The latest documentary by Errol Morris (b. 1948), Standard Operating Procedure bears some obvious resemblance to Morris' previous film about Robert McNamara, The Fog of War (2003), while continuing some of the central concerns and procedures of Morris' classic The Thin Blue Line (1988). All three make novel use of interviews and re-enactments to re-visit and patiently examine the evidence of an event whose official narrative already exists. Yet while The Thin Blue Line turns on questions of legal guilt and innocence, of justice, and of memory, the issues here are those of duty and ethical responsibility. For Morris as well, the very nature of photography (and cinematography), with their inherent truth claims, are also called into question. What does an image tell us? What does it reveal and what does it hide?

For this special screening Morris will engage in a public conversation with Homi Bhabha, Director of the Humanities Center at Harvard and author of the celebrated book The Location of Culture.

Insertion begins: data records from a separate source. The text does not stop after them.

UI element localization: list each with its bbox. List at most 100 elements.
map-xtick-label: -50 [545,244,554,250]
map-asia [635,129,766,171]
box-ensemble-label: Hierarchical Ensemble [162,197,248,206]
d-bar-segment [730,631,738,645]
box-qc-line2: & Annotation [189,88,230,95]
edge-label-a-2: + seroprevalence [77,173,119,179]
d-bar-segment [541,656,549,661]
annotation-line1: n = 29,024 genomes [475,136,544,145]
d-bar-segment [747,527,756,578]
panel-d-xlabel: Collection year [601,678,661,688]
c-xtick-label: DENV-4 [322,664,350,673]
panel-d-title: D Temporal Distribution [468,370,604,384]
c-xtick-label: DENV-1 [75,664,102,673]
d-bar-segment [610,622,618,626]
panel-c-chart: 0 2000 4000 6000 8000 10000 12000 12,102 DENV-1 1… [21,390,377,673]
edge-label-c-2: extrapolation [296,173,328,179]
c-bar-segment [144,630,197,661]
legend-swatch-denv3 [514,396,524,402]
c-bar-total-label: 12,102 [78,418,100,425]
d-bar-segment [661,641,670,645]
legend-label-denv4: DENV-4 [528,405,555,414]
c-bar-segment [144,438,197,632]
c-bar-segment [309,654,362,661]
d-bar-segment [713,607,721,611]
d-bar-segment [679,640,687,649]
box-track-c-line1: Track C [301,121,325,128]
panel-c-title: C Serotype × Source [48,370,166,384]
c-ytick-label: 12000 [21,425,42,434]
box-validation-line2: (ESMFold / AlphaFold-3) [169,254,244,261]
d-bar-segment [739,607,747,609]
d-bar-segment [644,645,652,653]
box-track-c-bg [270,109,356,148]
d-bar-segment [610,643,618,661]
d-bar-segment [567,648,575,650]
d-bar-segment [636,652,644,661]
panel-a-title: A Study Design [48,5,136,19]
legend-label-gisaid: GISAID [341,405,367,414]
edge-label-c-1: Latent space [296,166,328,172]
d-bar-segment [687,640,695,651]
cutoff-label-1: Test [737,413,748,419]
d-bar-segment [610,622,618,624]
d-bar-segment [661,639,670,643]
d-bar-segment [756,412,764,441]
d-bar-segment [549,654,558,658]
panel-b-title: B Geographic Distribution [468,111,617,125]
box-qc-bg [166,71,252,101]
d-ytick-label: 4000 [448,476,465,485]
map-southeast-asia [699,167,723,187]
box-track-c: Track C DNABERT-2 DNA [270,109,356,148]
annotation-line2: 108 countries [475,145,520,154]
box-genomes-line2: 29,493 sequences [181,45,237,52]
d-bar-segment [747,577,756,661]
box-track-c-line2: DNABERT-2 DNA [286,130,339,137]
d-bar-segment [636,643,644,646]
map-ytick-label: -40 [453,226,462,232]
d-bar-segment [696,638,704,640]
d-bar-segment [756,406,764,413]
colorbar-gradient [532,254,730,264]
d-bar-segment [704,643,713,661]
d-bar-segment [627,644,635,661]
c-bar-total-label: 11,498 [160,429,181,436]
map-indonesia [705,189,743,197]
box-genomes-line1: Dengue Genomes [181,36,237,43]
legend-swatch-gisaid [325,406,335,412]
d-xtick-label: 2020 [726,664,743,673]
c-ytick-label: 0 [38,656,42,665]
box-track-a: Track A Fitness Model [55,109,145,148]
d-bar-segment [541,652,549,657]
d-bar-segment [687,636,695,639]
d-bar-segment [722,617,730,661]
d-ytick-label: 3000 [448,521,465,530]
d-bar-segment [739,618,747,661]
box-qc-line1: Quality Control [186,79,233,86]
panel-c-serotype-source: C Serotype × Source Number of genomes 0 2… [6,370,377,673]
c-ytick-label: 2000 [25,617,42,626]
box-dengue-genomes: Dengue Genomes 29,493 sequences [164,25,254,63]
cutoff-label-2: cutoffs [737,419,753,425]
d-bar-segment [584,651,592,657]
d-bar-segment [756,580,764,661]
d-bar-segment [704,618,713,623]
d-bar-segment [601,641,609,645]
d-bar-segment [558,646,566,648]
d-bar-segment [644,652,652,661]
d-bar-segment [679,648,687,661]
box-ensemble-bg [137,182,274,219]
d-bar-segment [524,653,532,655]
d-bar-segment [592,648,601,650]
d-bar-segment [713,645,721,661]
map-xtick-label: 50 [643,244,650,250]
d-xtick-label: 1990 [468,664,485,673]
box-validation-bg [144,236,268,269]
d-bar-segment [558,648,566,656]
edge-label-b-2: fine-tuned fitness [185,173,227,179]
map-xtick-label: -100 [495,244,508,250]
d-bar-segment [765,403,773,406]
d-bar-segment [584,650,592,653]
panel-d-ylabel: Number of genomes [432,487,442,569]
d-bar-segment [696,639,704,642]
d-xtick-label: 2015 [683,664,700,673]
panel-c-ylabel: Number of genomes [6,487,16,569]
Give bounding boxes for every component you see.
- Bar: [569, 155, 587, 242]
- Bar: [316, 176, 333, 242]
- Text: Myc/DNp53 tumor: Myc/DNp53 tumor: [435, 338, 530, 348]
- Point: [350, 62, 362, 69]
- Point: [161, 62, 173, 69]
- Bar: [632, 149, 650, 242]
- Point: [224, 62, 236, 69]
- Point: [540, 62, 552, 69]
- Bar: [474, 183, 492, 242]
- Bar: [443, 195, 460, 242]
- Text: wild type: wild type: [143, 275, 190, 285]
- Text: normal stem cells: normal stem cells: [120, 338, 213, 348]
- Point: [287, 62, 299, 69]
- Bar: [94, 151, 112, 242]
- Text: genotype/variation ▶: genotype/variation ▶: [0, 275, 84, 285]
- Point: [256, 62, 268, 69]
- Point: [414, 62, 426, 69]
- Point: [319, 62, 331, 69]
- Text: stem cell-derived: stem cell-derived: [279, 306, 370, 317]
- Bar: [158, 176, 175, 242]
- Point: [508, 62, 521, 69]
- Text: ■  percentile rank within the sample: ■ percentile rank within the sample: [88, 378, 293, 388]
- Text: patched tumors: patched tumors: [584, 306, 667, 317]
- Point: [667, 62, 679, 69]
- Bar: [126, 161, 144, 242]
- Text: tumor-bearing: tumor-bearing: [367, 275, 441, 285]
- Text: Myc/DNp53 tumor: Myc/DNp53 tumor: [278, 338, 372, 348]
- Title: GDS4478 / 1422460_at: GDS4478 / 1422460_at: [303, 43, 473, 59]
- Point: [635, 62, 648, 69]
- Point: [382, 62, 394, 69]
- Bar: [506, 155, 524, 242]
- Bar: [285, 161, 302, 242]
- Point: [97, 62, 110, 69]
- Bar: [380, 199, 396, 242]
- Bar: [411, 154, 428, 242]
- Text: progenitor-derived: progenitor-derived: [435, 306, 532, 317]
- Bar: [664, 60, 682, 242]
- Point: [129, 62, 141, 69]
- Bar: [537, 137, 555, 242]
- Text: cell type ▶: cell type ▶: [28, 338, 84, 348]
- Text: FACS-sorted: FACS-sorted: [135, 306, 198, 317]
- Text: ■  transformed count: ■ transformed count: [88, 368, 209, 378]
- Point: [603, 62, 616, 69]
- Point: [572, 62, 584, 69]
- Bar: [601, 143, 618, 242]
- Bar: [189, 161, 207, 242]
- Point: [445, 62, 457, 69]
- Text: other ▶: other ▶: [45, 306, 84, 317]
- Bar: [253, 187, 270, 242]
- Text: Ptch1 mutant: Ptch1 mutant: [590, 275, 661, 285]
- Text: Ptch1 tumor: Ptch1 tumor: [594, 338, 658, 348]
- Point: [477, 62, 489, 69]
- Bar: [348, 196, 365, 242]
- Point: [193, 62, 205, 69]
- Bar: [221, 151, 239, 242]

The infamous photographs taken at Abu Ghraib have already become historic documents, seered into the collective memory of a nation with selective amnesia toward its own imperialist follies. In Standard Operating Procedure Morris interviews several of the guards at the prison, including Lynndie England, Javal Davis and Sabrina Harman, as well as former Brigadier General Janis Karpinski, and uses computer graphics and vivid re-enactments to put the iconic images into the context of life at the prison for both prisoners and guards. Remaining close to the actual participants, the film presents an
intimate portrait of the people who took the photographs and the people who carried out the abuses of power, presenting an indelible picture of the psychological toll of warfare.